Associations et lien sociétaire


Ferréol, Gilles (2001), Synthèses et conclusions, (in Vie associative et démocratie locale, Poitiers, CERS Poitou-Charente/Laresco-Icotem), p. 79-82


Partons d'un constat empirique. On dénombre actuellement près de 900 000 associations. Il s'en crée entre 60 000 et 70 000 par an, de toutes formes, de tous objets, de toutes tailles, employant plus de 1 300 000 salariés (dont 800 000 équivalents plein-temps) pour un budget global évalué à 217 milliards de francs, soit 3,3% du PIB.

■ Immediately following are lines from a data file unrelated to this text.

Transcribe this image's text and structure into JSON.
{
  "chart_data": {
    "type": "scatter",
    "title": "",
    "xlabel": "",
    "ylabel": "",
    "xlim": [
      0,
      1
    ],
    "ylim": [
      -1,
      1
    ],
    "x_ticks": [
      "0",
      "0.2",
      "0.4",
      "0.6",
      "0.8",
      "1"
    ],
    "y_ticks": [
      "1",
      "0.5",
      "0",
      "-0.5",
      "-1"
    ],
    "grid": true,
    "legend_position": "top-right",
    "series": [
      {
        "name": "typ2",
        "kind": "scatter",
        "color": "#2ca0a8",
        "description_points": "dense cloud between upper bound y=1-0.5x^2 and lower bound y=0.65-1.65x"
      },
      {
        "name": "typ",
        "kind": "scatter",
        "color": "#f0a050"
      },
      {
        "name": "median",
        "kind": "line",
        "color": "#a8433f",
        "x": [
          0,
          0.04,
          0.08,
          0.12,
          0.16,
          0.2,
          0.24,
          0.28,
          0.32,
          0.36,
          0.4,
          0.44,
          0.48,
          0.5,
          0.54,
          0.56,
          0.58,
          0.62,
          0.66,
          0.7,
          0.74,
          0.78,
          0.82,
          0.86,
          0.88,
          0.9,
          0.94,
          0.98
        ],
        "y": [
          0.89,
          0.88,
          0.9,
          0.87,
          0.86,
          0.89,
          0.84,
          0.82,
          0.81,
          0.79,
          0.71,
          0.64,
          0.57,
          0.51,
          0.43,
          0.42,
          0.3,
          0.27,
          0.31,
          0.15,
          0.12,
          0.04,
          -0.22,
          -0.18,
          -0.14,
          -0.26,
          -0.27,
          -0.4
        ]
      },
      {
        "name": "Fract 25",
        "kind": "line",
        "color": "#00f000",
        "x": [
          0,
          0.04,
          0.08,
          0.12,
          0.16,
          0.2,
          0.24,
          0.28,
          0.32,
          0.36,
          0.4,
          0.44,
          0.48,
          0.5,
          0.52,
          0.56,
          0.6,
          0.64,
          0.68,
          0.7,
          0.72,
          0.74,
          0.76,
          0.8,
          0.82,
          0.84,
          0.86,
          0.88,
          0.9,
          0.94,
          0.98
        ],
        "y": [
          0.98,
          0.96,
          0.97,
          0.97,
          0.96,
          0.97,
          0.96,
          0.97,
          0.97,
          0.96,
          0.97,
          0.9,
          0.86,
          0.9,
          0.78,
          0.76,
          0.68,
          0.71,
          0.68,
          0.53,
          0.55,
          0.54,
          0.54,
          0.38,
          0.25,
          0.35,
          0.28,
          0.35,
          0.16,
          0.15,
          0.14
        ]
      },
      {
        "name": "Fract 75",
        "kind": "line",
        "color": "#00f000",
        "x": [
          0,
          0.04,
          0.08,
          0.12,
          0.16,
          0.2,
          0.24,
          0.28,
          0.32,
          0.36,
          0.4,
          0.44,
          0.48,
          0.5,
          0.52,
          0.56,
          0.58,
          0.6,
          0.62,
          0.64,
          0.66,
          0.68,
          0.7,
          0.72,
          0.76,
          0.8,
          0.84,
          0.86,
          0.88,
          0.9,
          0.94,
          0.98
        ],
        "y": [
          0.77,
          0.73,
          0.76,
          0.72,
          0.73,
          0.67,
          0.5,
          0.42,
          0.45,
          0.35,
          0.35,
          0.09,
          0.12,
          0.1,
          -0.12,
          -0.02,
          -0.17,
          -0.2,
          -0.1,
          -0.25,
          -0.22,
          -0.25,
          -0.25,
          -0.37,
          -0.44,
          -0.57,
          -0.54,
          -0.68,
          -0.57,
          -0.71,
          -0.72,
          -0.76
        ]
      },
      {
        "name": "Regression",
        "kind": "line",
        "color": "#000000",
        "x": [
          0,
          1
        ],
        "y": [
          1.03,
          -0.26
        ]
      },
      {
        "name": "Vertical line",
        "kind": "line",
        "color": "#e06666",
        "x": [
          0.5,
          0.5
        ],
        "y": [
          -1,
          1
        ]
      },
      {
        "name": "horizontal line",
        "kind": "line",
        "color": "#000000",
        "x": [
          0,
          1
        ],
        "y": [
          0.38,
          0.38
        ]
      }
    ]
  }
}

L'hétérogénéité prévaut, ce tiers secteur – que l'on dit encore "non marchand" – comprenant des entreprises humanitaires, des établissements d'utilité sociale, des ONG... Les domaines d'intervention ne cessent de s'élargir : sport, action sanitaire, éducation populaire, tourisme, loisirs, plus récemment protection des consommateurs, des minorités ou de l'environnement. 95% des Français déclarent en avoir une bonne opinion. La plupart les jugent dynamiques et plus de vingt-deux millions adhèrent au moins à l'une d'entre elles, le bénévolat regroupant plus de neuf millions de personnes.

Au-delà de la diversité rencontrée (à l'Est du Rhin un modèle "corporatiste", outre-Manche plus "libéral", en Scandinavie "socio-démocrate" , autour de la Méditerranée "émergent"), trois mots clés sont à l'honneur: participation, civisme et solidarité. L'approche canonique, élaborée au début du XXe siècle par Léon Bourgeois, Albert Sorel et surtout Eugène Fournière, présente plusieurs caractéristiques essentielles. L'association, fait-on valoir, doit être composée de membres égaux et être ouverte à qui veut entrer ou sortir librement. En outre, elle doit limiter son action, de manière volontaire, à son objet propre, s'étendre par "propagation", "incorporation" ou "fédération" et se développer à l'abri des lois de la République, en transformant celles-ci d'"instruments de contrainte" en "instruments de contrats". On rejoint ici ce que Tocqueville appelait la "question centrale de la démocratie", des citoyens épris de liberté de conscience et d'opinion acceptant volontairement, au nom de l'interdépendance qui les unit, de faire société. Telle est la voie qu'au fond l'homme moderne doit suivre pour secouer, conformément aux enseignements de l'auteur de L'Ancien Régime et la Révolution, "toute servitude de fait" et se réaliser comme un "individu complet".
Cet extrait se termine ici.